Yusef Salaam, one of the accused ‘Central Park Five’ is expected to share his story of injustice, wrongful accusation, exoneration and education at the White Privilege Symposium, a two-day conference at East High School hosted by Eddie Moore, Jr., of The Privilege Institute (TPI).

Bettina Love, Edison Tech grad and faculty member at Georgia State University. Provided by The Privilege Institute.

Edison Tech graduate Bettina Love, who holds a doctorate in educational policy from Georgia State University, is scheduled to be among the presenters. Love teaches at Georgia State.

The conference starts at 5 p.m. Nov. 15 with a discussion and book signing. The event continues at 8 a.m. on Nov. 16.

Salaam was only 15 when he, three other Black teens and one Latino were wrongfully convicted of raping and leaving for dead a young White woman in New York City’s Central Park.

The teens became known as ‘the Central Park Five’. None of their DNA matched the 1989 DNA sample from taken from the victim. However, they spent between seven and 13 years behind bars. They were exonerated and found innocent in 2002, when the actual assailant confessed to committing the crime.
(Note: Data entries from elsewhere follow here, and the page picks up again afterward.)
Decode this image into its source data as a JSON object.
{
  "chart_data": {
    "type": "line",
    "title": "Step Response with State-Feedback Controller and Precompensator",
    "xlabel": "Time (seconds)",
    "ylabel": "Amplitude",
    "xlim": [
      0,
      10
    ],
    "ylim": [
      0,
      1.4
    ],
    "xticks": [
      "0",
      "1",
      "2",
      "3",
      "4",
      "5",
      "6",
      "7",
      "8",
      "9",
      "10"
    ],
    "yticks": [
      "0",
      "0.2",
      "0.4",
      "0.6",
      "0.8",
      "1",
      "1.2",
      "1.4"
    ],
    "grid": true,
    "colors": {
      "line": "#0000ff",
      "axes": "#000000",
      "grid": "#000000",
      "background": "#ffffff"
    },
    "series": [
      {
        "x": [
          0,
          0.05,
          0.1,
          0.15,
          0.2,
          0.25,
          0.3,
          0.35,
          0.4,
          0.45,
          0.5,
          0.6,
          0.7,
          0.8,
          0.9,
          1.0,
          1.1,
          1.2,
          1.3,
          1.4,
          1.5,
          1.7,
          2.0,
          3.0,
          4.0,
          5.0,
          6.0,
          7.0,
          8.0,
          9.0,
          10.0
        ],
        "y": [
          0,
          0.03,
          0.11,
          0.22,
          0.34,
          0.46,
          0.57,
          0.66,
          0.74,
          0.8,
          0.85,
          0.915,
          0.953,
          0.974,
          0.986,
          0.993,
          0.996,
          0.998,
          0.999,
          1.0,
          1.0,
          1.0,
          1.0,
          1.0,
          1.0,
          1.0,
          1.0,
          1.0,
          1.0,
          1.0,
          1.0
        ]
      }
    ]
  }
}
The White Privilege Symposium will focus on addressing issues of inequality, oppression and racism, with opportunities for attendees to network with the featured speakers as well as others in the community sharing these concerns. Dialogue will examine racism from past to present. It will also include dialogue about ways to address present-day inequities and how to balance opportunities and prevent privilege in future generations.

Jacqueline Battalora also is scheduled to present. She holds a doctorate from Northwestern University, teaches sociology at Saint Xavier University in Chicago and is an attorney and former Chicago police officer who earned her law degree at the University of Toledo.

TPI is a nonprofit organization founded in 2014 by Moore to provide education and resources addressed to issues of various “isms,” such as racism, sexism and heterosexism. The organization also advocates for the rights of people with disabilities. It also addresses related concerns of privilege, power and leadership.

Cost for two-day tickets is $135, college students $60, and $50 for grades K-12. Discounted tickets are available for teachers in any school district.